Most Important Good Deed
In several respects, the greatest mitzvah is to marry and “be fruitful and multiply”. This mitzvah expresses piousness, for by means of it, holy souls are continued into the actual, physical world. And indeed, the Sages said that the multiplicity of the three -pronged leaves of the ‘haddas’ alludes to the multiplicity of children.
Therefore, they said that the ‘haddas’ is compared to our forefather Yaacov, and his wife Leah. “Just like the ‘haddas’ is replete with leaves, so was Yaacov replete with children”, and “so was Leah replete with children” (Vayikra Rabbah 30:10).
The custom of ‘chassidim’ to dance before the bride while holding branches of ‘haddasim’ in their hands was not coincidental (Tractate Ketubot 17a).
The ‘Arava’: Simple Jews
On the face of it, the ‘arava’ has no eminence whatsoever.

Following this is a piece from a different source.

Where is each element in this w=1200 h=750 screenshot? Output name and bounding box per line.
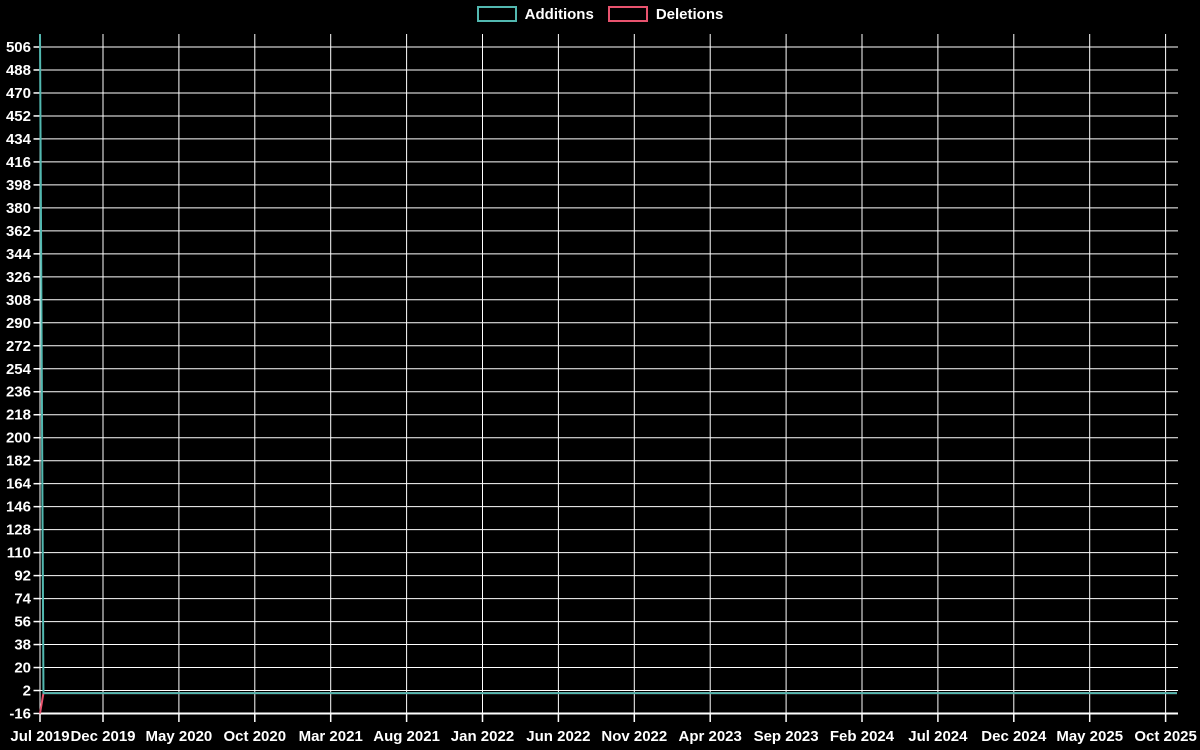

It has no taste or smell, and the Jews compared to it lack both Torah and good deeds; they exist only by connecting themselves to ‘klal Yisrael’.
However, the ‘arava’ does have intrinsic value, for it possesses a tremendous growth force. If a large willow tree is pruned in the month of Nisan (spring), by Tishrei (fall) it will return to its fullness.
In this respect, the ‘arava’ reflects tremendous vitality in this world. And amongst the nation of Israel, Jews likened to the ‘arava’ express the idea that ‘derch eretz’ (good manners) precedes the Torah, for although they do not engage in Torah study and mitzvoth, nevertheless, they act civilly and are productive individuals.
By virtue of their natural vitality, the Torah scholars and righteous people are strengthened in their work. And from this very same natural vitality, new Torah scholars and active individuals sprout amongst the Jewish nation, as we have witnessed numerous times, that important Torah scholars and achiever’s have come from simple families.
Therefore, it is essential to take the ‘arava’ amongst the four species. And thus we learn that only through unity of all the resources can the Jewish nation fulfill its mission – to perfect the world through the word of God.
‘Arava’: Our Matriarch Rachel
The ‘arava’ alludes to beauty and the natural, practical forces in the world, and when watered properly, it grows strongly; on the other hand, if it is not attached to water, it quickly withers.
In a similar way, the Sages likened the ‘arava’ to the Matriarch Rachel and Yosef Ha’Tzaddik, for on the one hand, both of them died relatively young, and had difficulties finding full expression in the Jewish nation; on the other hand, their vitality, beauty, and practical talents sustained ‘Am Yisrael’.
In the merit of Rachel, all the Tribes were born, and in the merit of Yosef, Israel survived the famine and exile in Egypt.
The task of the ‘arava’ Jews is extremely difficult. They are required to reveal the holiness contained within everyday-life in this, material world. Unlike the ‘lulav’ Jews who engage in Torah and the ‘haddas’ Jews who fulfill mitzvoth, the ‘arava’ Jews are engaged in the regular duties of this world, “down to earth” – and to reveal holiness there, is no simple task.
Therefore, in the meantime, they are fruitless and seem empty, but the vitality within them expresses high aspirations.
And in the future, when the world is filled with the knowledge of God, and even on the bells of the horses shall there be inscribed ‘Holiness to the Lord’ (Zechariah 14), and non-bearing fruit trees in the Land of Israel will give-off fruit (Tractate Ketubot 12b), the high virtue of the ‘arava’ Jews will be revealed.
We Must Never Separate
In the meantime, it is forbidden to take leave of the ‘aravot’ – firstly, so they don’t fall and get lost amongst the nations, and secondly – if they are missing from the Jewish nation, who will fulfill the great vision of revealing the word of God in this, material world?
It is precisely the ‘arava’ Jews, like Rachel and Yosef Ha’Tzaddik, who, upon connecting to the holy, will merit revealing the holiness in the natural, physical life — in beauty, and in all the talents revealed in the life of this world.